With the aid of Connectivity Modeling System (CMS), we release particles along the ACT array. Each particle is tagged with a volume flux equivalent to the local velocity times the corresponding grid cell size. They are advected by local velocity fields from CCSM3.5 forward in time for two years. Tracking every particle trajectories, we can determine whether one particle crossing the GoodHope line, which basin it ends up in, and, above all, the timing of last-crossing. Summing up the number of last-crossing particles of every time-step, we can establish time-series of Agulhas leakage.
The approach mentioned above is fairly simple; however, there are many technical diffculties we must solve. First, lagrangian calculations in previous studies are mostly based on Ariane toolbox, which is not applicable to CCSM3.5 due to grid setup. Therefore, we use CMS instead. In addition, most of previos studies use Ocean General Circulation Model outputs with high temopral resolution (typically 5-daily output.), while most of Coupled Model outputs are archieved monthly, which is not ideal for lagrangian particle tracking.

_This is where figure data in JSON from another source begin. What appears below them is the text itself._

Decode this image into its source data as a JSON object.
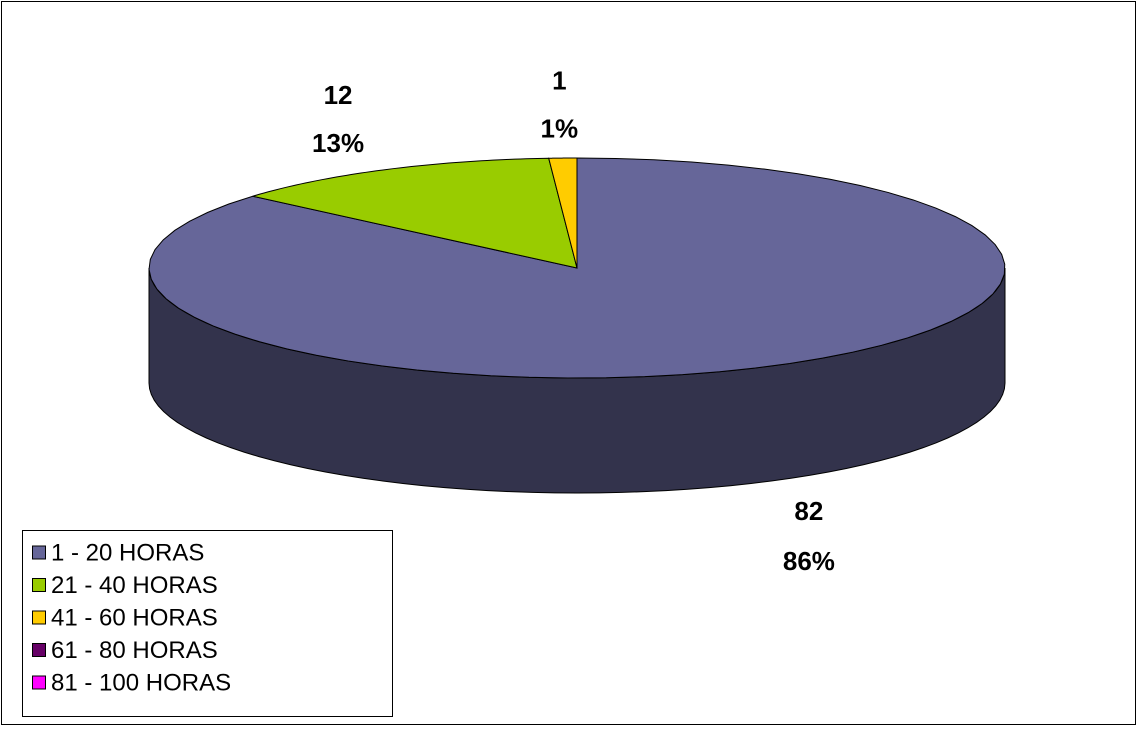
{
  "chart_data": {
    "type": "pie3d",
    "categories": [
      "1 - 20 HORAS",
      "21 - 40 HORAS",
      "41 - 60 HORAS",
      "61 - 80 HORAS",
      "81 - 100 HORAS"
    ],
    "values": [
      82,
      12,
      1,
      0,
      0
    ],
    "percent_labels": [
      "86%",
      "13%",
      "1%",
      null,
      null
    ],
    "colors": [
      "#666699",
      "#99cc00",
      "#ffcc00",
      "#660066",
      "#ff00ff"
    ],
    "legend": "bottom-left"
  }
}
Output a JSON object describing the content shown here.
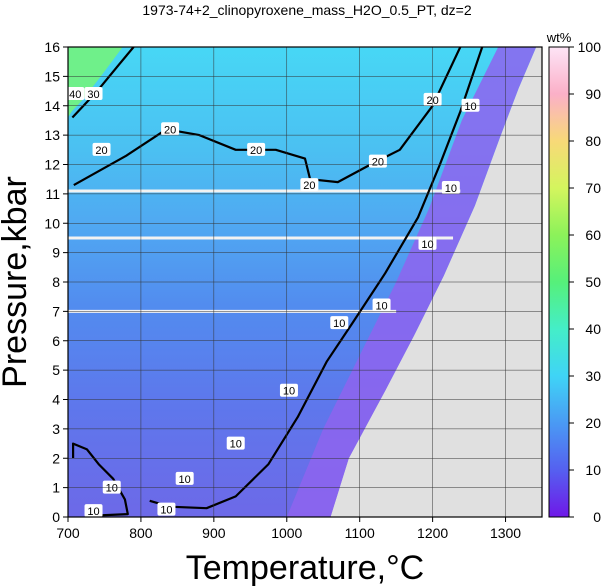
{
  "chart_data": {
    "type": "heatmap",
    "title": "1973-74+2_clinopyroxene_mass_H2O_0.5_PT, dz=2",
    "xlabel": "Temperature,°C",
    "ylabel": "Pressure,kbar",
    "xlim": [
      700,
      1350
    ],
    "ylim": [
      0,
      16
    ],
    "x_ticks": [
      700,
      800,
      900,
      1000,
      1100,
      1200,
      1300
    ],
    "y_ticks": [
      0,
      1,
      2,
      3,
      4,
      5,
      6,
      7,
      8,
      9,
      10,
      11,
      12,
      13,
      14,
      15,
      16
    ],
    "grid": true,
    "colorbar": {
      "label": "wt%",
      "range": [
        0,
        100
      ],
      "ticks": [
        0,
        10,
        20,
        30,
        40,
        50,
        60,
        70,
        80,
        90,
        100
      ]
    },
    "no_data_color": "#e0e0e0",
    "gap_pressures_kbar": [
      11.1,
      9.5,
      7.0
    ],
    "contours": [
      {
        "level": 10,
        "points": [
          [
            740,
            0.05
          ],
          [
            782,
            0.1
          ],
          [
            778,
            0.6
          ],
          [
            762,
            1.3
          ],
          [
            742,
            1.8
          ],
          [
            726,
            2.3
          ],
          [
            707,
            2.5
          ],
          [
            707,
            2.0
          ]
        ]
      },
      {
        "level": 10,
        "points": [
          [
            812,
            0.55
          ],
          [
            840,
            0.35
          ],
          [
            890,
            0.3
          ],
          [
            930,
            0.7
          ],
          [
            975,
            1.8
          ],
          [
            1015,
            3.4
          ],
          [
            1055,
            5.3
          ],
          [
            1090,
            6.6
          ],
          [
            1135,
            8.3
          ],
          [
            1180,
            10.2
          ],
          [
            1210,
            12.0
          ],
          [
            1238,
            13.8
          ],
          [
            1268,
            16.0
          ]
        ]
      },
      {
        "level": 20,
        "points": [
          [
            708,
            11.3
          ],
          [
            780,
            12.3
          ],
          [
            835,
            13.2
          ],
          [
            880,
            13.0
          ],
          [
            930,
            12.5
          ],
          [
            985,
            12.5
          ],
          [
            1025,
            12.2
          ],
          [
            1032,
            11.5
          ],
          [
            1070,
            11.4
          ],
          [
            1115,
            12.0
          ],
          [
            1155,
            12.5
          ],
          [
            1200,
            14.0
          ],
          [
            1238,
            16.0
          ]
        ]
      },
      {
        "level": 30,
        "points": [
          [
            706,
            13.6
          ],
          [
            740,
            14.5
          ],
          [
            770,
            15.4
          ],
          [
            790,
            16.0
          ]
        ]
      }
    ],
    "contour_labels": [
      {
        "text": "10",
        "x": 760,
        "y": 1.0
      },
      {
        "text": "10",
        "x": 735,
        "y": 0.2
      },
      {
        "text": "10",
        "x": 835,
        "y": 0.25
      },
      {
        "text": "10",
        "x": 860,
        "y": 1.3
      },
      {
        "text": "10",
        "x": 930,
        "y": 2.5
      },
      {
        "text": "10",
        "x": 1003,
        "y": 4.3
      },
      {
        "text": "10",
        "x": 1072,
        "y": 6.6
      },
      {
        "text": "10",
        "x": 1130,
        "y": 7.2
      },
      {
        "text": "10",
        "x": 1193,
        "y": 9.3
      },
      {
        "text": "10",
        "x": 1225,
        "y": 11.2
      },
      {
        "text": "10",
        "x": 1252,
        "y": 14.0
      },
      {
        "text": "20",
        "x": 746,
        "y": 12.5
      },
      {
        "text": "20",
        "x": 840,
        "y": 13.2
      },
      {
        "text": "20",
        "x": 958,
        "y": 12.5
      },
      {
        "text": "20",
        "x": 1031,
        "y": 11.3
      },
      {
        "text": "20",
        "x": 1125,
        "y": 12.1
      },
      {
        "text": "20",
        "x": 1200,
        "y": 14.2
      },
      {
        "text": "30",
        "x": 735,
        "y": 14.4
      },
      {
        "text": "40",
        "x": 710,
        "y": 14.4
      }
    ]
  }
}
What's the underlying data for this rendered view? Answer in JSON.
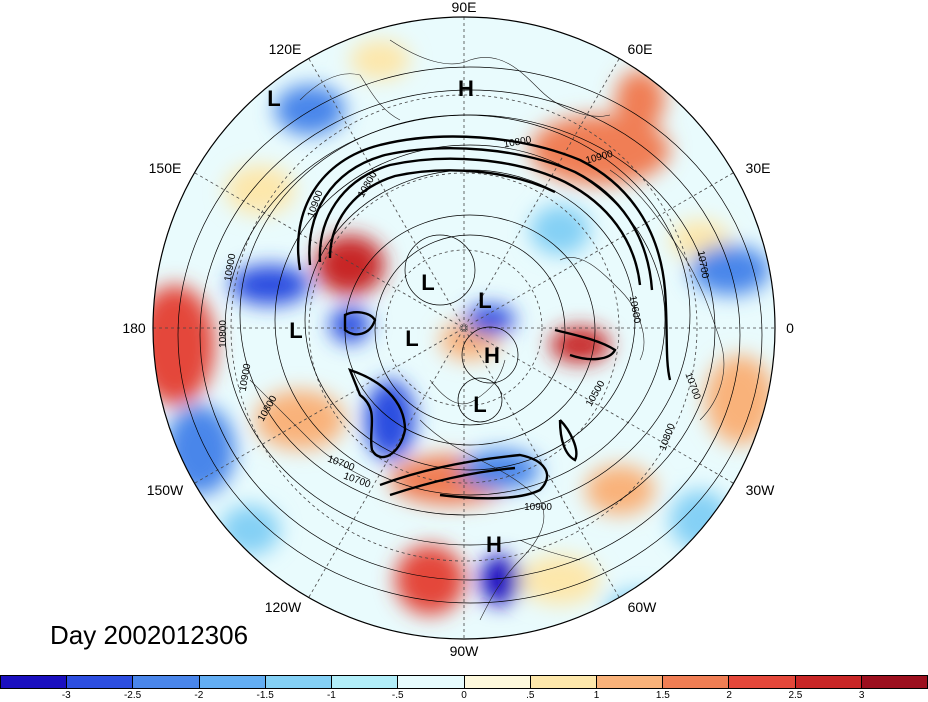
{
  "title": "Day 2002012306",
  "longitude_labels": [
    {
      "id": "90e",
      "text": "90E"
    },
    {
      "id": "60e",
      "text": "60E"
    },
    {
      "id": "30e",
      "text": "30E"
    },
    {
      "id": "0",
      "text": "0"
    },
    {
      "id": "30w",
      "text": "30W"
    },
    {
      "id": "60w",
      "text": "60W"
    },
    {
      "id": "90w",
      "text": "90W"
    },
    {
      "id": "120w",
      "text": "120W"
    },
    {
      "id": "150w",
      "text": "150W"
    },
    {
      "id": "180",
      "text": "180"
    },
    {
      "id": "150e",
      "text": "150E"
    },
    {
      "id": "120e",
      "text": "120E"
    }
  ],
  "pressure_centers": [
    {
      "type": "H"
    },
    {
      "type": "L"
    },
    {
      "type": "L"
    },
    {
      "type": "L"
    },
    {
      "type": "L"
    },
    {
      "type": "L"
    },
    {
      "type": "H"
    },
    {
      "type": "L"
    },
    {
      "type": "H"
    }
  ],
  "contour_labels": [
    "10800",
    "10900",
    "10900",
    "10900",
    "10800",
    "10700",
    "10600",
    "10700",
    "10800",
    "10900",
    "10500",
    "10700",
    "10800",
    "10900",
    "10700",
    "10800"
  ],
  "colorbar": {
    "colors": [
      "#1a0fbf",
      "#2c4ee0",
      "#4a86ea",
      "#63aef3",
      "#84d0f5",
      "#b2eef9",
      "#e6fbfd",
      "#fdf8dc",
      "#fde7ab",
      "#f9b27a",
      "#f07e54",
      "#e4473a",
      "#c82626",
      "#9c0f1e"
    ],
    "tick_labels": [
      "-3",
      "-2.5",
      "-2",
      "-1.5",
      "-1",
      "-.5",
      "0",
      ".5",
      "1",
      "1.5",
      "2",
      "2.5",
      "3"
    ]
  }
}
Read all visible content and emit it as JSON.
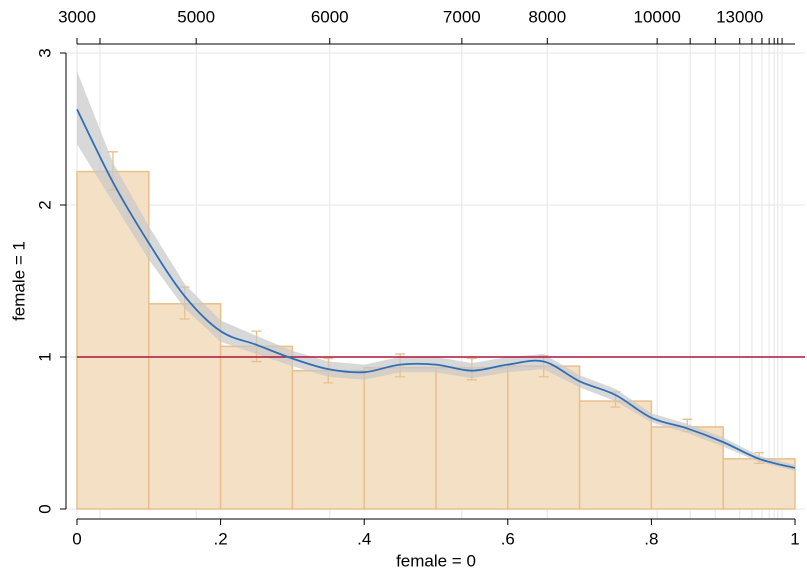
{
  "chart_data": {
    "type": "relative-distribution",
    "xlabel": "female = 0",
    "ylabel": "female = 1",
    "xlim": [
      0,
      1
    ],
    "ylim": [
      0,
      3
    ],
    "xticks": [
      0,
      {
        "value": 0.2,
        "label": ".2"
      },
      {
        "value": 0.4,
        "label": ".4"
      },
      {
        "value": 0.6,
        "label": ".6"
      },
      {
        "value": 0.8,
        "label": ".8"
      },
      1
    ],
    "yticks": [
      0,
      1,
      2,
      3
    ],
    "x2ticks": [
      {
        "value": 0.0,
        "label": "3000"
      },
      {
        "value": 0.166,
        "label": "5000"
      },
      {
        "value": 0.352,
        "label": "6000"
      },
      {
        "value": 0.536,
        "label": "7000"
      },
      {
        "value": 0.655,
        "label": "8000"
      },
      {
        "value": 0.808,
        "label": "10000"
      },
      {
        "value": 0.923,
        "label": "13000"
      }
    ],
    "x2ticks_minor": [
      0.032,
      0.854,
      0.889,
      0.94,
      0.954,
      0.964,
      0.971,
      0.976,
      0.982
    ],
    "grid": true,
    "reference_line": {
      "value": 1,
      "color": "#b0123f"
    },
    "histogram": {
      "color": "#f3e0c5",
      "edge": "#e8c08d",
      "bins": [
        0,
        0.1,
        0.2,
        0.3,
        0.4,
        0.5,
        0.6,
        0.7,
        0.8,
        0.9,
        1
      ],
      "values": [
        2.22,
        1.35,
        1.07,
        0.91,
        0.93,
        0.93,
        0.94,
        0.71,
        0.54,
        0.33
      ],
      "lower": [
        2.1,
        1.25,
        0.97,
        0.83,
        0.87,
        0.85,
        0.87,
        0.67,
        0.51,
        0.3
      ],
      "upper": [
        2.35,
        1.46,
        1.17,
        0.99,
        1.02,
        0.99,
        1.01,
        0.77,
        0.59,
        0.37
      ]
    },
    "density": {
      "color": "#2f6fb5",
      "band_color": "#c8c8c8",
      "x": [
        0,
        0.05,
        0.1,
        0.15,
        0.2,
        0.25,
        0.3,
        0.35,
        0.4,
        0.45,
        0.5,
        0.55,
        0.6,
        0.65,
        0.7,
        0.75,
        0.8,
        0.85,
        0.9,
        0.95,
        1
      ],
      "values": [
        2.63,
        2.15,
        1.75,
        1.4,
        1.17,
        1.08,
        0.99,
        0.92,
        0.9,
        0.95,
        0.95,
        0.91,
        0.95,
        0.97,
        0.84,
        0.75,
        0.6,
        0.53,
        0.44,
        0.33,
        0.27
      ],
      "lower": [
        2.4,
        2.02,
        1.64,
        1.32,
        1.1,
        1.02,
        0.94,
        0.87,
        0.85,
        0.9,
        0.9,
        0.86,
        0.9,
        0.92,
        0.8,
        0.71,
        0.57,
        0.5,
        0.41,
        0.31,
        0.25
      ],
      "upper": [
        2.88,
        2.28,
        1.86,
        1.48,
        1.24,
        1.14,
        1.04,
        0.97,
        0.95,
        1.0,
        1.0,
        0.96,
        1.0,
        1.02,
        0.88,
        0.79,
        0.63,
        0.56,
        0.47,
        0.35,
        0.29
      ]
    }
  }
}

To Adress these problems, we have tested different strategies, including releasing frequency, offshore boundary of releasing, particles with same the volume and so on. We also conducted several experiments using different temopral-resolution velocity fields to adress the degree of degradation of Agulhas leakage estimates of temporal-averaging.
We’ve established a robust way to quantify Agulhas leakage in high-resolution CCSM3.5 output, with which we obtain much more resonable Agulhas Leakage estimates (~20Sv) than previous estimates based on coarse-resolution CCSM4 simulation. Our next plan is to apply such method to a complete 54year high-resolution pre-industrial CCSM3.5 run, and to a currently-running 20-Centuray climate change run to evaluate the variability of Agulhas leakage and possibliy to link such variability to other climate modes, such as El Niño, AMO and Indian Ocean Dipole. In particular, we are very interested in seeing the variability of Agulhas Leakage in the climate-change condition, because the inter-basin exchange is believed to counteract the global-warming effect on the AMOC.